Creep-ratcheting effect and lifetime prediction of advanced 9-12% Cr ferritic steel at 600 ℃

Abstract

The creep-ratcheting behavior of advanced 9–12 % Cr ferritic steel at 600 °C under peak holding time of 0 min, 2 min, 5 min, 10 min, 20 min and 30 min were investigated and a creep-ratcheting constitutive model was developed. Results present that the anelastic strain during the whole creep-fatigue life for various holding time approximately keep constant. However, it decreases rapidly during the last several cycles. Moreover, the primary creep regeneration (PCR) behavior during repeated loading and unloading process was observed.

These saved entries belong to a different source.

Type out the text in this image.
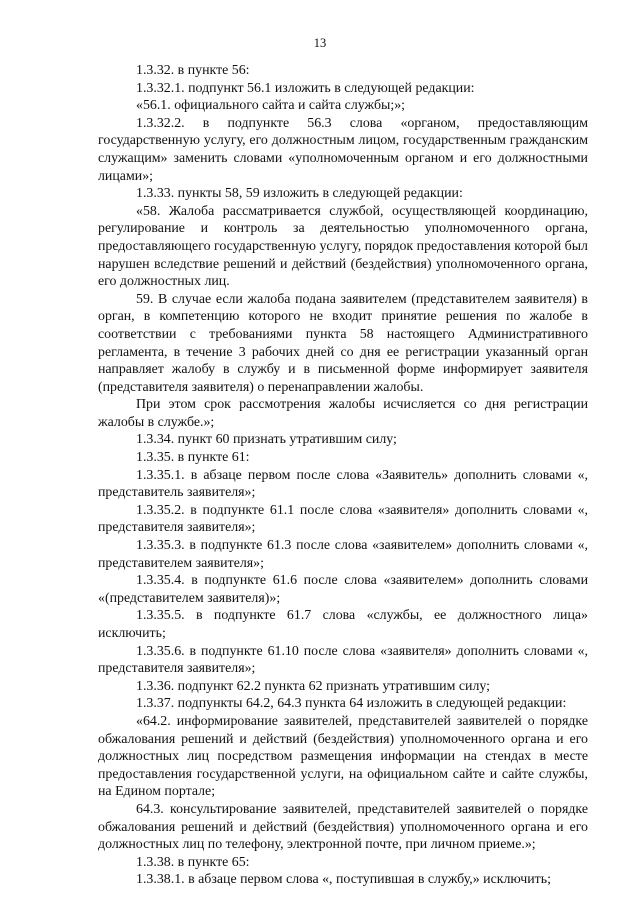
13

1.3.32. в пункте 56:

1.3.32.1. подпункт 56.1 изложить в следующей редакции:

«56.1. официального сайта и сайта службы;»;

1.3.32.2. в подпункте 56.3 слова «органом, предоставляющим государственную услугу, его должностным лицом, государственным гражданским служащим» заменить словами «уполномоченным органом и его должностными лицами»;

1.3.33. пункты 58, 59 изложить в следующей редакции:

«58. Жалоба рассматривается службой, осуществляющей координацию, регулирование и контроль за деятельностью уполномоченного органа, предоставляющего государственную услугу, порядок предоставления которой был нарушен вследствие решений и действий (бездействия) уполномоченного органа, его должностных лиц.

59. В случае если жалоба подана заявителем (представителем заявителя) в орган, в компетенцию которого не входит принятие решения по жалобе в соответствии с требованиями пункта 58 настоящего Административного регламента, в течение 3 рабочих дней со дня ее регистрации указанный орган направляет жалобу в службу и в письменной форме информирует заявителя (представителя заявителя) о перенаправлении жалобы.

При этом срок рассмотрения жалобы исчисляется со дня регистрации жалобы в службе.»;

1.3.34. пункт 60 признать утратившим силу;

1.3.35. в пункте 61:

1.3.35.1. в абзаце первом после слова «Заявитель» дополнить словами «, представитель заявителя»;

1.3.35.2. в подпункте 61.1 после слова «заявителя» дополнить словами «, представителя заявителя»;

1.3.35.3. в подпункте 61.3 после слова «заявителем» дополнить словами «, представителем заявителя»;

1.3.35.4. в подпункте 61.6 после слова «заявителем» дополнить словами «(представителем заявителя)»;

1.3.35.5. в подпункте 61.7 слова «службы, ее должностного лица» исключить;

1.3.35.6. в подпункте 61.10 после слова «заявителя» дополнить словами «, представителя заявителя»;

1.3.36. подпункт 62.2 пункта 62 признать утратившим силу;

1.3.37. подпункты 64.2, 64.3 пункта 64 изложить в следующей редакции:

«64.2. информирование заявителей, представителей заявителей о порядке обжалования решений и действий (бездействия) уполномоченного органа и его должностных лиц посредством размещения информации на стендах в месте предоставления государственной услуги, на официальном сайте и сайте службы, на Едином портале;

64.3. консультирование заявителей, представителей заявителей о порядке обжалования решений и действий (бездействия) уполномоченного органа и его должностных лиц по телефону, электронной почте, при личном приеме.»;

1.3.38. в пункте 65:

1.3.38.1. в абзаце первом слова «, поступившая в службу,» исключить;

It keeps almost the same with increasing number of cycles and changes slightly for different peak holding time under the same stress amplitude and stress ratio. Additionally, a modified plasticity-creep superposition model was established considering the combination effects of creep damage, ratcheting evolution, anelastic recovery and PCR. The comparison between tested and predicted data shows that the proposed model has high accuracy for the prediction of both creep-ratcheting strain and creep-fatigue lifetime. It is of interest that the proposed model can also well simulate the evolution of stress–strain during the whole lifetime, especially for the reproduction of anelastic creep recovery and PCR along the load history.